Un film unique en son genre. Duel, c’est le trajet en voiture d’un représentant de commerce, David Mann (Dennis Weaver), qui se retrouve la cible d’un poids lourd qui le poursuit pour on ne sait quel motif. Sans presque aucun dialogue, Spielberg montre dans son deuxième long métrage la puissance des outils cinématographiques pour tenir le public en haleine derrière son écran: caméra tournant autour de la voiture, changements de plan, expressions du visage de l’acteur, bruitages, sans oublier bien sûr la musique oppressante d’un autre -berg, une autre montagne, Billy Goldenberg, qui alterne avec des moments de grand silence.

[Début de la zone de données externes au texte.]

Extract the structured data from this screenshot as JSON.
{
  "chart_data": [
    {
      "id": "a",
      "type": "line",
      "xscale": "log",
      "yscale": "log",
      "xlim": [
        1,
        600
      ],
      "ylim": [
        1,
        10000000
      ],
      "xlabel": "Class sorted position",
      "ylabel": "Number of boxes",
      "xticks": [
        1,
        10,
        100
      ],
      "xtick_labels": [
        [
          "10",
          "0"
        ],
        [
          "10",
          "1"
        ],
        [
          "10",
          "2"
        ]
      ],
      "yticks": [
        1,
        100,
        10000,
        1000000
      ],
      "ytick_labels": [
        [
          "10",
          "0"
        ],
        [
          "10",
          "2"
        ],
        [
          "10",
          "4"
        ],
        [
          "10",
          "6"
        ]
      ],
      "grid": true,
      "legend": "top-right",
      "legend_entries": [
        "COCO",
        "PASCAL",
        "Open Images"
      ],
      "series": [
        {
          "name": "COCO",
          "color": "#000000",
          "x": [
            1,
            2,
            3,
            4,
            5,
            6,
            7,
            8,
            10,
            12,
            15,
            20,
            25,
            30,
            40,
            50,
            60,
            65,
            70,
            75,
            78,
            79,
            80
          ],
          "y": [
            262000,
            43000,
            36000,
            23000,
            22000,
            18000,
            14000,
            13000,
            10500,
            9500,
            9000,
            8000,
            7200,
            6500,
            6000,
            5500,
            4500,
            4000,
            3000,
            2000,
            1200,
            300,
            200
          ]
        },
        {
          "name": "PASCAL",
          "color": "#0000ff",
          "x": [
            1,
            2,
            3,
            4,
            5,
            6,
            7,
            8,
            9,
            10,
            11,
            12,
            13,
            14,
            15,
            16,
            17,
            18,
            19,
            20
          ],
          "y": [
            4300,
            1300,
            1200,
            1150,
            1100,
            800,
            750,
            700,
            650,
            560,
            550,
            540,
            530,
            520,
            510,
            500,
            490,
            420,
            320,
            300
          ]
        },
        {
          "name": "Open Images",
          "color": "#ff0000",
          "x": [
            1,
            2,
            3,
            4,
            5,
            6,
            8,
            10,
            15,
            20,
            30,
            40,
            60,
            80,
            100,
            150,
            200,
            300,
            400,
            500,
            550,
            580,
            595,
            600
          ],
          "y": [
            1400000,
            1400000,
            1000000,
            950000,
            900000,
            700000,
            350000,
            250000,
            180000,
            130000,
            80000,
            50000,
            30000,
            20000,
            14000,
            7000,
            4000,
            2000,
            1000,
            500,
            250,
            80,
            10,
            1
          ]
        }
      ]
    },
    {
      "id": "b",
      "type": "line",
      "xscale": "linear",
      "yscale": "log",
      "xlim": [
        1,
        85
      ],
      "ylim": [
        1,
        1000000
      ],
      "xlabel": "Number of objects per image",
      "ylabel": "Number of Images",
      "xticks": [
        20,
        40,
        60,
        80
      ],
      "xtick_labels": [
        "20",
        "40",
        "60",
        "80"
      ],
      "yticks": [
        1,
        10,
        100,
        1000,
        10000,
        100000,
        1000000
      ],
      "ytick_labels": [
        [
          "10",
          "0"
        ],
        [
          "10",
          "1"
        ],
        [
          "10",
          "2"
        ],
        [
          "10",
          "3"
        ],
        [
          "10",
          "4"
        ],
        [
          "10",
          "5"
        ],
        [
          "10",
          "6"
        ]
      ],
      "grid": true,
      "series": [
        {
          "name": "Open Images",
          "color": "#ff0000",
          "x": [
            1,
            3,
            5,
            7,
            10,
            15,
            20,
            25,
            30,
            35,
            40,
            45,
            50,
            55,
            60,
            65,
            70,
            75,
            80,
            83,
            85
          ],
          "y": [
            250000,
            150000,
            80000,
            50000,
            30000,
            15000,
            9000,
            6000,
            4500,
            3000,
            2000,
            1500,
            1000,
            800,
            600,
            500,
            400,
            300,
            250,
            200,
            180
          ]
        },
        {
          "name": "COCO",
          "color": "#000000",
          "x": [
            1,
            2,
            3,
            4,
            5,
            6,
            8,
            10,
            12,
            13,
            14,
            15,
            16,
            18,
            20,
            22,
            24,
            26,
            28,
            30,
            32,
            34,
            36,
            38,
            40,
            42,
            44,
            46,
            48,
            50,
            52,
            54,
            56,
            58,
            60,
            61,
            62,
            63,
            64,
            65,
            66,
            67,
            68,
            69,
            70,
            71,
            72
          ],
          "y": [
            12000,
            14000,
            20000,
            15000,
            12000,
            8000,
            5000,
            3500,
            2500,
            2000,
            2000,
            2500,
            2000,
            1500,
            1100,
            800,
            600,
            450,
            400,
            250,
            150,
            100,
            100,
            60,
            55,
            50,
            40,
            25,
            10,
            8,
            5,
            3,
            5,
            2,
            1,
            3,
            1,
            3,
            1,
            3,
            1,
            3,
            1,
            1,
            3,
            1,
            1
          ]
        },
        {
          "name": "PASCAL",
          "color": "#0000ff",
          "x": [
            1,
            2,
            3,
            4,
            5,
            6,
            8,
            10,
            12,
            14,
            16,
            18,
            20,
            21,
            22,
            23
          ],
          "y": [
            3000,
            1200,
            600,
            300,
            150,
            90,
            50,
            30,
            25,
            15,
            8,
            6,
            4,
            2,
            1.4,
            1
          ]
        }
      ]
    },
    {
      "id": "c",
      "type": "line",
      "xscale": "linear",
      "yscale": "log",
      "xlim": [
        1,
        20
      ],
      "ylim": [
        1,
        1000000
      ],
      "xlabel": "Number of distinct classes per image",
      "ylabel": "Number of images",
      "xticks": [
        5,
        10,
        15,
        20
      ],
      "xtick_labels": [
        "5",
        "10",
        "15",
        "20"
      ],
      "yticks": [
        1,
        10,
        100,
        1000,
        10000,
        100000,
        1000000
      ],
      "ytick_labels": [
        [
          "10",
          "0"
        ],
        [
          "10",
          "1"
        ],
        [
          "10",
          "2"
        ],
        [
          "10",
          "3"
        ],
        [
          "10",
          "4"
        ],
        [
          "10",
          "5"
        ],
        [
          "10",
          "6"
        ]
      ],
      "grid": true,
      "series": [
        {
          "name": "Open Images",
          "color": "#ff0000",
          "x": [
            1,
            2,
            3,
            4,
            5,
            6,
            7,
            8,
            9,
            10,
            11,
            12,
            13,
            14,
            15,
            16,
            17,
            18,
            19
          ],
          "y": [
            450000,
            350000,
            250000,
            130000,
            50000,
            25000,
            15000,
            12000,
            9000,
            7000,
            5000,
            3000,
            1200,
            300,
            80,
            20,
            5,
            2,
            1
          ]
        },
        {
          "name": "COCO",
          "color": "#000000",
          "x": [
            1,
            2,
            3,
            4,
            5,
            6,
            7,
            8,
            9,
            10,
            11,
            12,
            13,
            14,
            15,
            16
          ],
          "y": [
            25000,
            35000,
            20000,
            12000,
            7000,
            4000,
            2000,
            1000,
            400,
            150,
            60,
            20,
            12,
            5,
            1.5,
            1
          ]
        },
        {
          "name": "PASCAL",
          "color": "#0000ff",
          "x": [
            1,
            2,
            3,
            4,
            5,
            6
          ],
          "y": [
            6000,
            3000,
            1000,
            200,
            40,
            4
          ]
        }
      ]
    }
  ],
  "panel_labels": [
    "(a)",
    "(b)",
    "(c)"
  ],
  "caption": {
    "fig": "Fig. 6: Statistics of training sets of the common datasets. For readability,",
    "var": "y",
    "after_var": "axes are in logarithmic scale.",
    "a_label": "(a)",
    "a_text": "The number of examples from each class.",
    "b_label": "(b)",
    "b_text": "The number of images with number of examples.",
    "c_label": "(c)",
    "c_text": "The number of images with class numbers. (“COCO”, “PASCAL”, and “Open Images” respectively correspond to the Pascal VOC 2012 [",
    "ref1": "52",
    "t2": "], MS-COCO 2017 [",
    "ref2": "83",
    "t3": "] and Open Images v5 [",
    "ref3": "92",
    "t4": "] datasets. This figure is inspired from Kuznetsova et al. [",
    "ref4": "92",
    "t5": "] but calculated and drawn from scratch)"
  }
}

On oublie aussi souvent que s’il y a très peu de dialogues, ceux que le réalisateur a décidé de placer dans son film sont à relever tant ils sont drôles. Pour preuve, cette discussion à laquelle se livrent David et le premier garagiste chez qui il s’arrête sur sa route:

«– Dis donc, il serait temps de changer une durite du radiateur.
– Je sais, on me le dit à chaque fois. Je verrai ça plus tard, merci.
– C’est vous le patron.
– Non, le patron, c’est ma femme.»

Interprétations multiples du poids lourd

Mais ces répliques revêtent une importance supplémentaire que leur humour décalé. Elles creusent une voie vers plusieurs interprétations possibles du film. Car si cette histoire de poursuite sans raison par un camion est absurde, il y a sans doute des raisons à cette histoire. Comment comprendre cette course-poursuite terrifiante et aberrante? Sans doute faut-il prendre le problème par le bout le plus basique: le poids lourd. Imposant, ce quarante tonnes est vécu comme une menace. C’est plus qu’une personnification: ce monstre de ferraille est plus dangereux que n’importe quel être vivant. L’humain devient secondaire, tant et si bien qu’on ne verra jamais vraiment le visage du chauffeur du camion.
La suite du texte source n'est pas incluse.